Economia
2011: uma odisseia europeia
No meu último artigo abordei o problema grego, concluindo que a Grécia parece estar condenada à reestruturação de sua dívida. As medidas de austeridade aprovadas na semana passada e um possível novo financiamento seriam formas de postergar o default, presumivelmente para quando o país finalmente atingisse equilíbrio em suas contas primárias, desobrigado, pois, de emitir nova dívida. Já neste artigo pretendo examinar algumas das prováveis consequências da reestruturação.
O governo grego deve € 326 bilhões (140% do PIB). Como este nível de dívida não é sustentável, é necessário saber qual seria seu valor residual após a renegociação. Tomando como referência o caso argentino, cada credor receberia cerca de 35 centavos por euro, gerando uma perda da ordem de € 210 bilhões. Num caso algo mais favorável, em que a dívida fosse reduzida para 60% do PIB (em torno de 42 centavos por euro) a perda seria da ordem de € 190 bilhões.
Caso o problema se restringisse a tais magnitudes, ainda que elevadas, seria possível argumentar que a reestruturação não nos levaria a nova crise global. De fato, uma perda desse valor causaria grandes danos aos bancos gregos (cuja exposição à dívida nacional é um múltiplo de seu capital), mas estragos bem menores nos demais, que poderiam ser contidos por uma recapitalização de valor razoável.
Adicionalmente, ao contrário da crise de 2008, muito provavelmente a incerteza associada a quem teria sofrido as perdas – que paralisou o crédito no final daquele ano, causando uma queda sincronizada do PIB mundial – seria menor, já que se sabe com maior segurança onde o dano estaria localizado. Neste aspecto seria semelhante ao impacto da crise argentina, que, por mais danosa que tenha sido ao país e seus bancos, teve, em larga medida, alcance apenas nacional.

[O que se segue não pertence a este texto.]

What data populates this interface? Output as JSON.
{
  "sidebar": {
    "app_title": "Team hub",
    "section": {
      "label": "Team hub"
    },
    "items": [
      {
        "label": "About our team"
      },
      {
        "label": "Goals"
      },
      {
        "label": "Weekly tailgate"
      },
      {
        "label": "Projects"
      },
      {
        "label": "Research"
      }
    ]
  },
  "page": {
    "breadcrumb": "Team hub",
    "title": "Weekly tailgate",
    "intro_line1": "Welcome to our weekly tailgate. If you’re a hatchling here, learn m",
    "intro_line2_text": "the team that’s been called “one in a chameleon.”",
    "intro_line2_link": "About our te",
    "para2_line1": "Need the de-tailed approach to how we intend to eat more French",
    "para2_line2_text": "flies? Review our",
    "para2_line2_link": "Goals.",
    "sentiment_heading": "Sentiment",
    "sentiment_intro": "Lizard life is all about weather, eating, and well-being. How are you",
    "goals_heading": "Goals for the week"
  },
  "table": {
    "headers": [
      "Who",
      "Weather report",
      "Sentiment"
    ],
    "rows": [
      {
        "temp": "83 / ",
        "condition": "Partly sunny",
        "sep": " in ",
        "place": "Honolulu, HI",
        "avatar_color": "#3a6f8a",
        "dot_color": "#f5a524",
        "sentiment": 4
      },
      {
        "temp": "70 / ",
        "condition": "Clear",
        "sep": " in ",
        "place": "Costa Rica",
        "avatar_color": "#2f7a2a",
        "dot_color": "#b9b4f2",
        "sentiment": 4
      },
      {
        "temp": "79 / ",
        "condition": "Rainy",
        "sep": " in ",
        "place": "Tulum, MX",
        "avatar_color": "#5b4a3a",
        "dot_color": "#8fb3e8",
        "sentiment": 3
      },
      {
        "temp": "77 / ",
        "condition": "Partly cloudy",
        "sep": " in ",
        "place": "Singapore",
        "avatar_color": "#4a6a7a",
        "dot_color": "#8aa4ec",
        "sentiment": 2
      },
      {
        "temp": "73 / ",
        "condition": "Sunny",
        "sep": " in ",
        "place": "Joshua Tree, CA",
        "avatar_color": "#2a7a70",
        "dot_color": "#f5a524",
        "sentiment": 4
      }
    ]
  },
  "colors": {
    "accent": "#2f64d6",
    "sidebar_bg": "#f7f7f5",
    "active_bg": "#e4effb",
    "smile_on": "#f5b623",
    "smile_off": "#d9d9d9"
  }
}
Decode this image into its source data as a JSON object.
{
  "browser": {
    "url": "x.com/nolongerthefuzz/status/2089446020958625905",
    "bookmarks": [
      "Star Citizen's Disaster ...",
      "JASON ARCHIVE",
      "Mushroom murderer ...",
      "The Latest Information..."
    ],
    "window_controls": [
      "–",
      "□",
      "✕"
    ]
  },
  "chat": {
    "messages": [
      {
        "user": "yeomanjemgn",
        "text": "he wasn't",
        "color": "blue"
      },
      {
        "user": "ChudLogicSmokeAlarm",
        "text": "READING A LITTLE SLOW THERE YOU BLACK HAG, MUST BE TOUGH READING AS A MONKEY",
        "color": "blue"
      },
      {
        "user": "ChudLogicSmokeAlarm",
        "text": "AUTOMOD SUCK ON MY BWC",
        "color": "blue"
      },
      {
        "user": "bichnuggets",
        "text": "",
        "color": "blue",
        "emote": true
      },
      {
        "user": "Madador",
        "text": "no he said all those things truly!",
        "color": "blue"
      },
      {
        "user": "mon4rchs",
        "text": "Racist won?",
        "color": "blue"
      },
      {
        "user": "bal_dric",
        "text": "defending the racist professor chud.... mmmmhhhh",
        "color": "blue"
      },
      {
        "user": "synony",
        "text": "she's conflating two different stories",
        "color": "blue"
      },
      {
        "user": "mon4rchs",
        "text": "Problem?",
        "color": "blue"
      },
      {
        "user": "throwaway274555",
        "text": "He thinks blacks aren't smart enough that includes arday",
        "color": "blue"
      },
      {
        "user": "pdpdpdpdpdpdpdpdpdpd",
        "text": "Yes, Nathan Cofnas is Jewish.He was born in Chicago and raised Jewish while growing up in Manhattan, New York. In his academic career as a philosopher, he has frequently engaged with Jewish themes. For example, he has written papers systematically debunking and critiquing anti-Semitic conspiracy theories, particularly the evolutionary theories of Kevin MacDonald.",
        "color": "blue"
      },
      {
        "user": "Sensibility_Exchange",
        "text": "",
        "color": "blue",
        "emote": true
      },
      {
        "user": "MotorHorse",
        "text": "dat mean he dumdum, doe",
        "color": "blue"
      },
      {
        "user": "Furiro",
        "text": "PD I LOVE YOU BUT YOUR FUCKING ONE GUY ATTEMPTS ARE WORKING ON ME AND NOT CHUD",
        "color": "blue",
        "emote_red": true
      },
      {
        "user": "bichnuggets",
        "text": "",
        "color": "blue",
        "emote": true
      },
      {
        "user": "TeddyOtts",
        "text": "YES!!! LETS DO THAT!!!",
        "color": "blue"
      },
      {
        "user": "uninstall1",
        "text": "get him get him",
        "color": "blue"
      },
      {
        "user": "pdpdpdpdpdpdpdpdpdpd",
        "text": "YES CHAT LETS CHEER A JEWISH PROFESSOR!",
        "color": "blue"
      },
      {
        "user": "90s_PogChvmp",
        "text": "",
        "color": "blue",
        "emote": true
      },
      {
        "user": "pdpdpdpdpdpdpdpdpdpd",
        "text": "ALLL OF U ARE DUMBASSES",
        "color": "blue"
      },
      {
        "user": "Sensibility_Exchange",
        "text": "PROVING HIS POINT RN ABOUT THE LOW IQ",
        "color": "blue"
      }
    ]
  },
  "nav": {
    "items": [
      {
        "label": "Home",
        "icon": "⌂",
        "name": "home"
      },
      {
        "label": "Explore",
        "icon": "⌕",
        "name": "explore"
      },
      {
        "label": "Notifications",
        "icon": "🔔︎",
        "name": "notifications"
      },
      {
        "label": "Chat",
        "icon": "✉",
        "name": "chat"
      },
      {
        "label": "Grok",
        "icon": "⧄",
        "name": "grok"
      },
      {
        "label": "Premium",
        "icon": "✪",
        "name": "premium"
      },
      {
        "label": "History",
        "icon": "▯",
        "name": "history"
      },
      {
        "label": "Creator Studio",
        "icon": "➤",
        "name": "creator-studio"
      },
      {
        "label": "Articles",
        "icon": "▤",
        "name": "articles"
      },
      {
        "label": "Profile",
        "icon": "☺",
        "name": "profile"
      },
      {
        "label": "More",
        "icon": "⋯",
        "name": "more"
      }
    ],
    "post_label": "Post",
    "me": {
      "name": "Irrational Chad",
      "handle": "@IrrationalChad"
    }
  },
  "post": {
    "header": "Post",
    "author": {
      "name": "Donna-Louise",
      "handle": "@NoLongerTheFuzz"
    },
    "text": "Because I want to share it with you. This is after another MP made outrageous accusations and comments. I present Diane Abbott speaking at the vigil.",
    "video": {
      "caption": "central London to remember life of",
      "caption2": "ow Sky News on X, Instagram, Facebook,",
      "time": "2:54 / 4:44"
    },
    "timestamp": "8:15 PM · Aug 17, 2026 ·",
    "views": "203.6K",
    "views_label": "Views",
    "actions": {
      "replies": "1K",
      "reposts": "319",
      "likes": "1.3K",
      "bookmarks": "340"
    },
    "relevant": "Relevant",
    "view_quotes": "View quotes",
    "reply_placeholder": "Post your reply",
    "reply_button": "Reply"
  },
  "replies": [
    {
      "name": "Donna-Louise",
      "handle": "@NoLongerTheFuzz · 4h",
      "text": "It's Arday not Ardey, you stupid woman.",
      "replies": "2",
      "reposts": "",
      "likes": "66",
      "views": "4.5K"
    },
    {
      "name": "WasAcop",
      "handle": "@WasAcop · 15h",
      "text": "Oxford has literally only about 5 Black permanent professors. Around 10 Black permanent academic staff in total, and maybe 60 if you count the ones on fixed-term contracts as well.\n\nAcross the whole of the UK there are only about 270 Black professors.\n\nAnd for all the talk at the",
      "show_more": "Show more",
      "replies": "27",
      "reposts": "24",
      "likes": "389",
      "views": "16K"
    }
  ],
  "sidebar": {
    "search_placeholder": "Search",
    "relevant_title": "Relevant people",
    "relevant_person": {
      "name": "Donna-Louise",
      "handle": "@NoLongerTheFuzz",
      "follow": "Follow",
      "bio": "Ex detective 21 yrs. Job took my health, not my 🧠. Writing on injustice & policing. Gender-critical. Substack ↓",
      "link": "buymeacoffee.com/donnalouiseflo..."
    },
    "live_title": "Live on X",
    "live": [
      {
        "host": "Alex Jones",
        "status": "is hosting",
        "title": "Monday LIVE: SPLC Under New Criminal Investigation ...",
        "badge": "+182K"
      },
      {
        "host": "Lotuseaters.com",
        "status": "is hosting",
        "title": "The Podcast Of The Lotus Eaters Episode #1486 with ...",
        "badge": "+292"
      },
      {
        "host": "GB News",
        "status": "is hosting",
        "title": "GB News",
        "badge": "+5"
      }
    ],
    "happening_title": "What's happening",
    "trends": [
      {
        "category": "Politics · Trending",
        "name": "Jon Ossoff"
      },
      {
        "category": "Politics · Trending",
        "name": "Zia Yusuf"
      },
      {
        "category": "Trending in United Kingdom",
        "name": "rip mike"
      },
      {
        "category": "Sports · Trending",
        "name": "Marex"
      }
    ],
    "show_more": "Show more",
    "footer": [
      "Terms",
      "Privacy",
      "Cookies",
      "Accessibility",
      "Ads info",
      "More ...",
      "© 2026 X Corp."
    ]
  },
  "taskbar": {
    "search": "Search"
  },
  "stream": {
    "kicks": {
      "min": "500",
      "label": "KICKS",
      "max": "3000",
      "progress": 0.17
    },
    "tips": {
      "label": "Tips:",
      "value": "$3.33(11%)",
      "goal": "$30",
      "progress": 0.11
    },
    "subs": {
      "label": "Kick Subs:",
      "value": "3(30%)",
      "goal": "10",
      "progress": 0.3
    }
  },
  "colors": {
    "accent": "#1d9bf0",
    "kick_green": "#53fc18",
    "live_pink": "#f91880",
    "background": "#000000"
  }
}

No entanto, é difícil crer que as conseqüências de uma eventual reestruturação da dívida helena se restrinjam à Grécia. No caso latino-americano o contágio ao Brasil acabou sendo limitado, entre outras coisas, pelo regime de câmbio flutuante, que nos permitiu um ajuste menos doloroso (sem necessidade de deflação), mesmo severamente prejudicado à época pela elevada dívida em moeda estrangeira, que afetou tanto o governo quanto as empresas.
Já na Europa, embora a origem da dívida pública em cada nação possa ser distinta, o diagnóstico é muito parecido. São países pesadamente endividados que precisam melhorar significativamente suas contas fiscais, mas enfrentam um contexto recessivo relacionado à necessidade de desvalorizar da taxa de câmbio real pela redução dos preços domésticos, ao invés da depreciação da taxa de câmbio nominal, por força da adoção da moeda única.
Esta dinâmica comum aos países periféricos europeus sugere que há uma probabilidade elevada de contágio, isto é, a percepção de um default grego seria apenas o prenúncio de novas rodadas de reestruturação. Neste caso, a magnitude das perdas seria bem maior do que a indicada acima e, consequentemente, também o seria o risco de nova crise.
Esta percepção se agravaria caso a Grécia, simultaneamente à reestruturação, abandonasse o euro. Embora seja difícil imaginar como se daria esta transição (que ainda vejo como cenário menos provável), a saída de um país poderia abrir a porteira para os que enfrentam problemas semelhantes.
Em suma, o problema não é a Grécia em si, mas as implicações que seu eventual default teriam para o futuro da periferia europeia e para a próprio sobrevivência do euro, ao menos em sua forma atual.
Dadas tais perspectivas continuo surpreso com a falta do senso de urgência das autoridades. Uma grande reforma – provavelmente envolvendo a criação de uma dívida europeia, que permitiria solução similar à aplicada aos estados brasileiros – é necessária, mas a liderança para realizá-la continua ausente.